What is an Almoner?
Originally it was the role of distributing money to the deserving poor in medieval times.

In France, in the 13th century, almoners were attached to the French court to distribute the royal alms - charity such as money, clothing or food. In 1486 the office of the grand almoner was a high ecclestial dignitary who was in charge of the clergy attached to the court and who supervised charitable works. The office was forcibly put an end to in 1790, but revived by Napoleon 1 and Napolean 111 and was finally abolished in 1870.

In England, the offices of Hereditary Grand Almoner and High Almoner still exist as part of the Queens Household.

The High Almoner, usually a Bishop or other prelate, distributes the royal alms on Maundy Thursday (the day before Good Friday).
In modern times the term almoner has also been used in Britain for a trained social worker who was usually a woman qualified to work in a medical setting.

In 1964 the almoner title was in a sense superseded by the title social worker and nowadays it is a pastoral function.

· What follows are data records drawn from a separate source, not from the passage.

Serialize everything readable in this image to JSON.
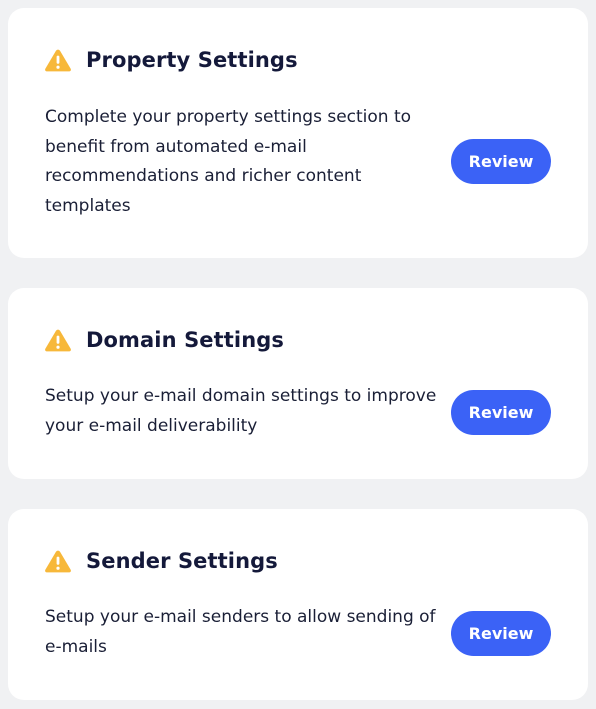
{
  "cards": [
    {
      "title": "Property Settings",
      "description": "Complete your property settings section to benefit from automated e-mail recommendations and richer content templates",
      "button_label": "Review",
      "icon": "warning-icon"
    },
    {
      "title": "Domain Settings",
      "description": "Setup your e-mail domain settings to improve your e-mail deliverability",
      "button_label": "Review",
      "icon": "warning-icon"
    },
    {
      "title": "Sender Settings",
      "description": "Setup your e-mail senders to allow sending of e-mails",
      "button_label": "Review",
      "icon": "warning-icon"
    }
  ],
  "colors": {
    "page_background": "#f0f1f3",
    "card_background": "#ffffff",
    "title": "#14193a",
    "text": "#1a1f36",
    "warning": "#f7b83a",
    "button": "#3b62f6",
    "button_text": "#ffffff"
  }
}
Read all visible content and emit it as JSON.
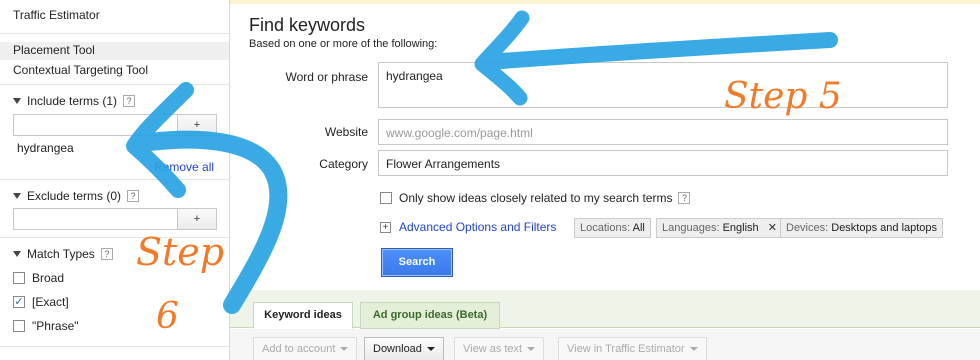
{
  "sidebar": {
    "links": [
      "Traffic Estimator",
      "Placement Tool",
      "Contextual Targeting Tool"
    ],
    "include_terms": {
      "title": "Include terms (1)",
      "add_label": "+",
      "term": "hydrangea",
      "remove_all": "Remove all"
    },
    "exclude_terms": {
      "title": "Exclude terms (0)",
      "add_label": "+"
    },
    "match_types": {
      "title": "Match Types",
      "options": [
        {
          "label": "Broad",
          "checked": false
        },
        {
          "label": "[Exact]",
          "checked": true
        },
        {
          "label": "\"Phrase\"",
          "checked": false
        }
      ]
    },
    "help_glyph": "?"
  },
  "main": {
    "title": "Find keywords",
    "subtitle": "Based on one or more of the following:",
    "word_label": "Word or phrase",
    "word_value": "hydrangea",
    "website_label": "Website",
    "website_placeholder": "www.google.com/page.html",
    "category_label": "Category",
    "category_value": "Flower Arrangements",
    "only_show_label": "Only show ideas closely related to my search terms",
    "advanced_label": "Advanced Options and Filters",
    "chips": [
      {
        "key": "Locations:",
        "value": "All"
      },
      {
        "key": "Languages:",
        "value": "English",
        "removable": true
      },
      {
        "key": "Devices:",
        "value": "Desktops and laptops"
      }
    ],
    "search_label": "Search",
    "tabs": [
      "Keyword ideas",
      "Ad group ideas (Beta)"
    ],
    "toolbar": [
      {
        "label": "Add to account",
        "enabled": false
      },
      {
        "label": "Download",
        "enabled": true
      },
      {
        "label": "View as text",
        "enabled": false
      },
      {
        "label": "View in Traffic Estimator",
        "enabled": false
      }
    ]
  },
  "annotations": {
    "step5": "Step 5",
    "step6_word": "Step",
    "step6_num": "6"
  },
  "colors": {
    "arrow": "#29a3e3",
    "step": "#f07a2a",
    "link": "#2244cc",
    "search_button": "#4d90fe"
  }
}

In England it is a role in a hospital, and is a person who looks after the social and material needs of the patients.
Soooooo ….

What does this mean in the context of Waikato Sunrise Rotary?
I see the role as a kaitiaki, a guardian, of our Rotarians and their whānau.

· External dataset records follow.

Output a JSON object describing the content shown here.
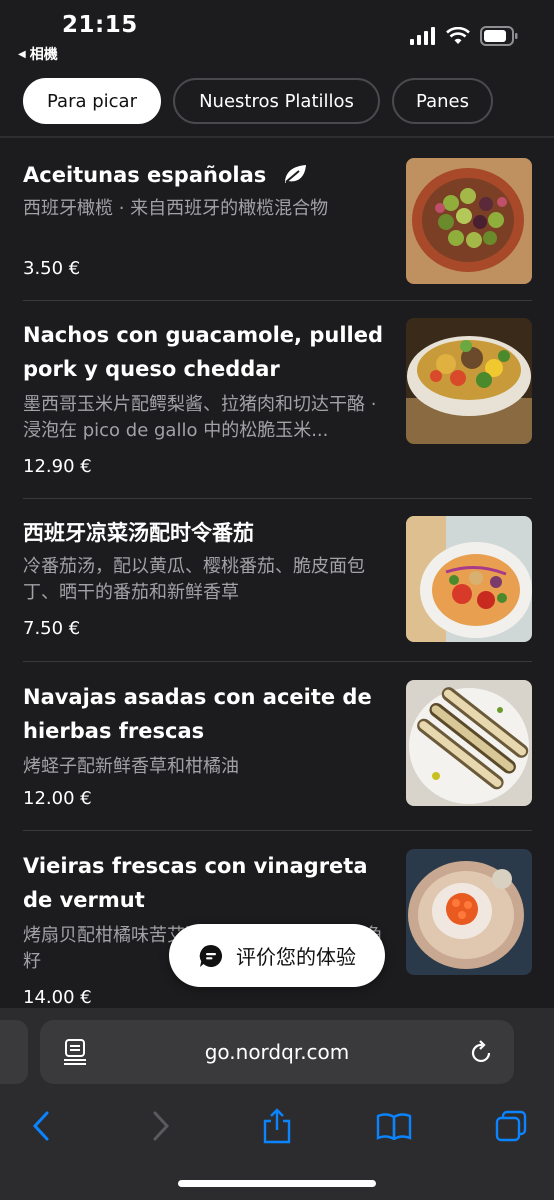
{
  "status_bar": {
    "time": "21:15",
    "back_label": "相機",
    "icons": [
      "signal-icon",
      "wifi-icon",
      "battery-icon"
    ]
  },
  "tabs": [
    {
      "label": "Para picar",
      "active": true
    },
    {
      "label": "Nuestros Platillos",
      "active": false
    },
    {
      "label": "Panes",
      "active": false
    }
  ],
  "items": [
    {
      "title": "Aceitunas españolas",
      "tag_icon": "leaf-icon",
      "description": "西班牙橄榄 · 来自西班牙的橄榄混合物",
      "price": "3.50 €"
    },
    {
      "title": "Nachos con guacamole, pulled pork y queso cheddar",
      "description": "墨西哥玉米片配鳄梨酱、拉猪肉和切达干酪 · 浸泡在 pico de gallo 中的松脆玉米...",
      "price": "12.90 €"
    },
    {
      "title": "西班牙凉菜汤配时令番茄",
      "description": "冷番茄汤，配以黄瓜、樱桃番茄、脆皮面包丁、晒干的番茄和新鲜香草",
      "price": "7.50 €"
    },
    {
      "title": "Navajas asadas con aceite de hierbas frescas",
      "description": "烤蛏子配新鲜香草和柑橘油",
      "price": "12.00 €"
    },
    {
      "title": "Vieiras frescas con vinagreta de vermut",
      "description": "烤扇贝配柑橘味苦艾酒醋汁、油炸香草和鲑鱼籽",
      "price": "14.00 €"
    }
  ],
  "feedback": {
    "label": "评价您的体验",
    "icon": "chat-bubble-icon"
  },
  "browser": {
    "url": "go.nordqr.com",
    "reader_icon": "reader-icon",
    "reload_icon": "reload-icon",
    "toolbar_icons": [
      "back-icon",
      "forward-icon",
      "share-icon",
      "bookmarks-icon",
      "tabs-icon"
    ]
  },
  "colors": {
    "background": "#1c1c1e",
    "accent": "#0a84ff",
    "muted_text": "#a1a1a6"
  }
}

It is manaakitanga of our holistic health and well being.
As the WSR Almoner Kaitiaki,  I need your eyes and ears to let me know if one of our Rotarians well being needs support - a little message to say we care, we send our aroha, we can stop and give you our time.

I can txt, I can do coffee, I can send a card, I can do flowers and plants that help you to feel your hauora being mended and know someone has taken the time to show they support and care for you.
I have Almoner Helpers with a little extra or more flexible time who can help me and are sometimes the deliverer helpers.
So let me know --  I'm a positive cup half full almoner who wants to show we at WSR care. Make sure I know.